Le service devrait aussi comprendre un nombre limité de fonctions de soutien, en particulier en matière de sécurité, d'informatique ou de gestion des ressources humaines, tout en s'appuyant sur d'autres services, comme ceux de la Commission européenne ou du secrétariat général du Conseil, pour les services juridiques, de protocole ou de traduction par exemple, par souci d'efficacité et pour limiter les doubles emplois et donc les coûts. Enfin, ce service devrait bénéficier d'une autonomie budgétaire et administrative complète.
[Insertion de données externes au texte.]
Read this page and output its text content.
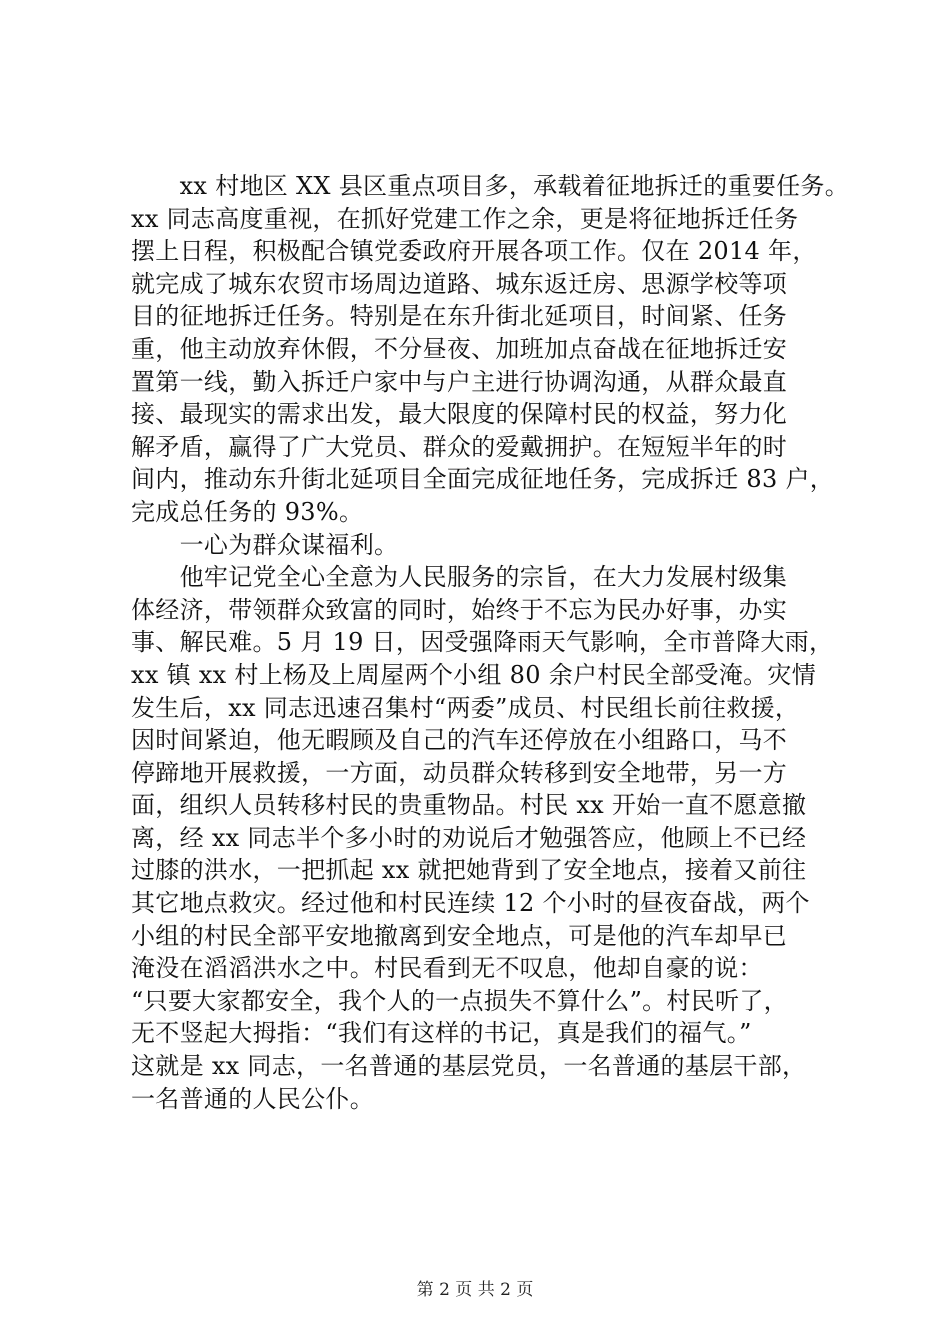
　　xx 村地区 XX 县区重点项目多，承载着征地拆迁的重要任务。
xx 同志高度重视，在抓好党建工作之余，更是将征地拆迁任务
摆上日程，积极配合镇党委政府开展各项工作。仅在 2014 年，
就完成了城东农贸市场周边道路、城东返迁房、思源学校等项
目的征地拆迁任务。特别是在东升街北延项目，时间紧、任务
重，他主动放弃休假，不分昼夜、加班加点奋战在征地拆迁安
置第一线，勤入拆迁户家中与户主进行协调沟通，从群众最直
接、最现实的需求出发，最大限度的保障村民的权益，努力化
解矛盾，赢得了广大党员、群众的爱戴拥护。在短短半年的时
间内，推动东升街北延项目全面完成征地任务，完成拆迁 83 户，
完成总任务的 93%。
　　一心为群众谋福利。
　　他牢记党全心全意为人民服务的宗旨，在大力发展村级集
体经济，带领群众致富的同时，始终于不忘为民办好事，办实
事、解民难。5 月 19 日，因受强降雨天气影响，全市普降大雨，
xx 镇 xx 村上杨及上周屋两个小组 80 余户村民全部受淹。灾情
发生后，xx 同志迅速召集村“两委”成员、村民组长前往救援，
因时间紧迫，他无暇顾及自己的汽车还停放在小组路口，马不
停蹄地开展救援，一方面，动员群众转移到安全地带，另一方
面，组织人员转移村民的贵重物品。村民 xx 开始一直不愿意撤
离，经 xx 同志半个多小时的劝说后才勉强答应，他顾上不已经
过膝的洪水，一把抓起 xx 就把她背到了安全地点，接着又前往
其它地点救灾。经过他和村民连续 12 个小时的昼夜奋战，两个
小组的村民全部平安地撤离到安全地点，可是他的汽车却早已
淹没在滔滔洪水之中。村民看到无不叹息，他却自豪的说：
“只要大家都安全，我个人的一点损失不算什么”。村民听了，
无不竖起大拇指：“我们有这样的书记，真是我们的福气。”
这就是 xx 同志，一名普通的基层党员，一名普通的基层干部，
一名普通的人民公仆。
第 2 页 共 2 页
S'agissant de ses effectifs, le service européen pour l'action extérieure devrait comprendre entre 2000 et 3000 agents, selon que l'on y intègre ou non les agents des délégations de l'Union européenne, agents provenant à la fois des services compétents du secrétariat général du Conseil, de la Commission européenne ainsi que des Etats membres. A ce stade, seuls les chefs des délégations de l'Union européenne et les agents chargés de l'analyse politique devraient faire partie du service. Certains agents devraient en revanche continuer de relever de la Commission européenne, par exemple lorsqu'ils sont chargés de la politique commerciale. Si, dans un premier temps, les fonctionnaires issus de la Commission européenne et du secrétariat général du Conseil devaient être les plus disponibles, le personnel provenant des Etats membres devrait, lorsque le service aura atteint sa pleine capacité, représenter plus du tiers des effectifs, y compris au sein du personnel diplomatique des délégations de l'Union européenne.
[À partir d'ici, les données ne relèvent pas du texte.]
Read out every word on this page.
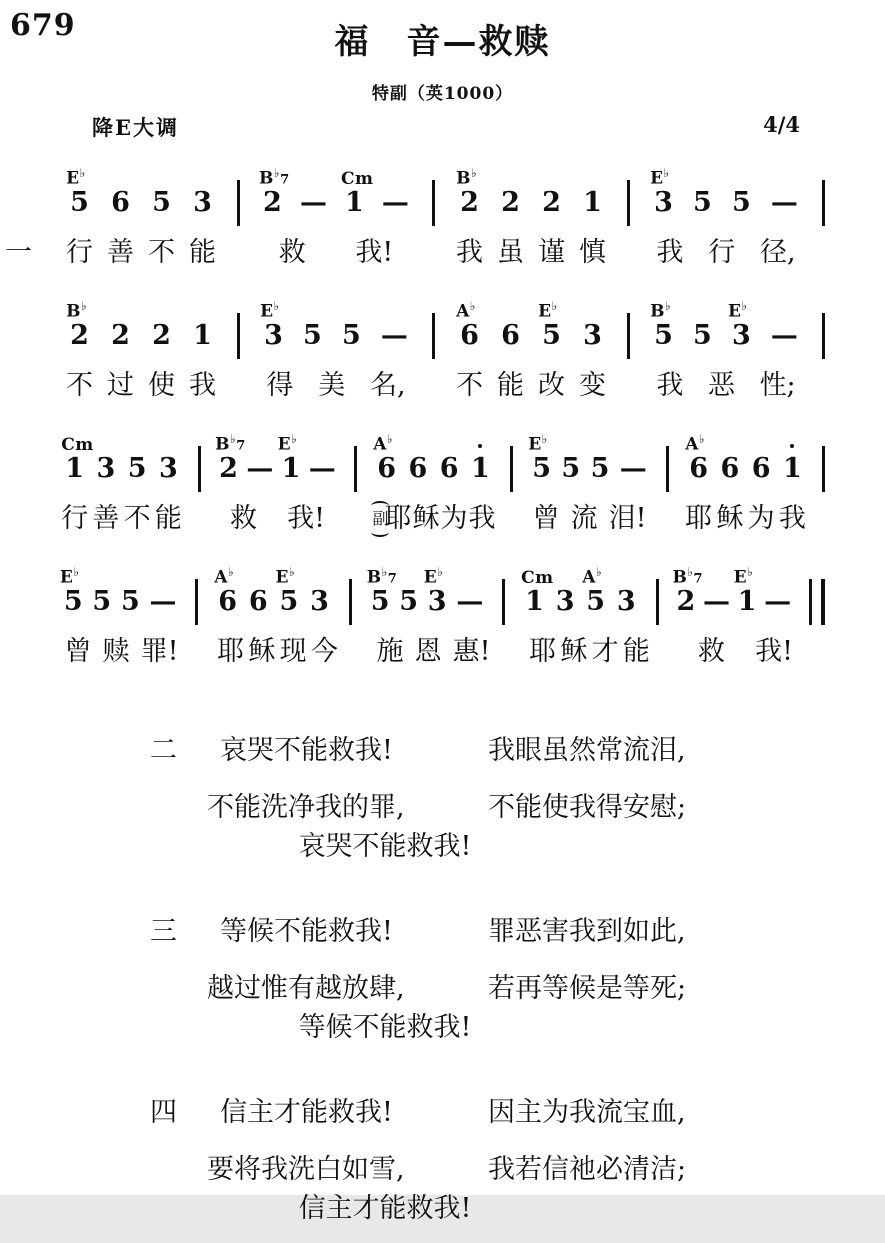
679	福　音—救赎
特副（英1000）
降E大调	4/4
E♭
5 6 5 3
B♭7
2 —
Cm
1 —
B♭
2 2 2 1
E♭
3 5 5 —
一 行 善 不 能 救 我! 我 虽 谨 慎 我 行 径,
B♭
2 2 2 1
E♭
3 5 5 —
A♭
6 6
E♭
5 3
B♭
5 5
E♭
3 —
不 过 使 我 得 美 名, 不 能 改 变 我 恶 性;
Cm
1 3 5 3
B♭7
2 —
E♭
1 —
A♭
6 6 6 1
E♭
5 5 5 —
A♭
6 6 6 1
行 善 不 能 救 我!	副
耶 稣 为 我 曾 流 泪! 耶 稣 为 我
E♭
5 5 5 —
A♭
6 6
E♭
5 3
B♭7
5 5
E♭
3 —
Cm
1 3
A♭
5 3
B♭7
2 —
E♭
1 —
曾 赎 罪! 耶 稣 现 今 施 恩 惠! 耶 稣 才 能 救 我!
二	哀哭不能救我!	我眼虽然常流泪,
不能洗净我的罪,	不能使我得安慰;
哀哭不能救我!
三	等候不能救我!	罪恶害我到如此,
越过惟有越放肆,	若再等候是等死;
等候不能救我!
四	信主才能救我!	因主为我流宝血,
要将我洗白如雪,	我若信祂必清洁;
信主才能救我!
Le Parlement européen a réclamé récemment de pouvoir être associé à la nomination des chefs de délégation de l'Union européenne ou des représentants spéciaux, en procédant à leur audition préalablement à leur désignation, sur le modèle du Sénat américain, mais cette demande a été rejetée par les Etats membres et par le Haut représentant, qui devrait détenir seul le pouvoir de nomination. Ainsi, trente deux postes de chefs de délégation devraient être proposés l'été prochain (dans des pays comme la Chine, le Brésil, l'Afghanistan ou Haïti), dont la moitié à pourvoir par des diplomates des Etats membres. Le ministère des affaires étrangères et européennes a d'ailleurs entrepris de constituer un « vivier » des meilleurs diplomates français, afin que notre pays soit bien représenté au sein du futur service européen pour l'action extérieure et parmi ces chefs de délégations.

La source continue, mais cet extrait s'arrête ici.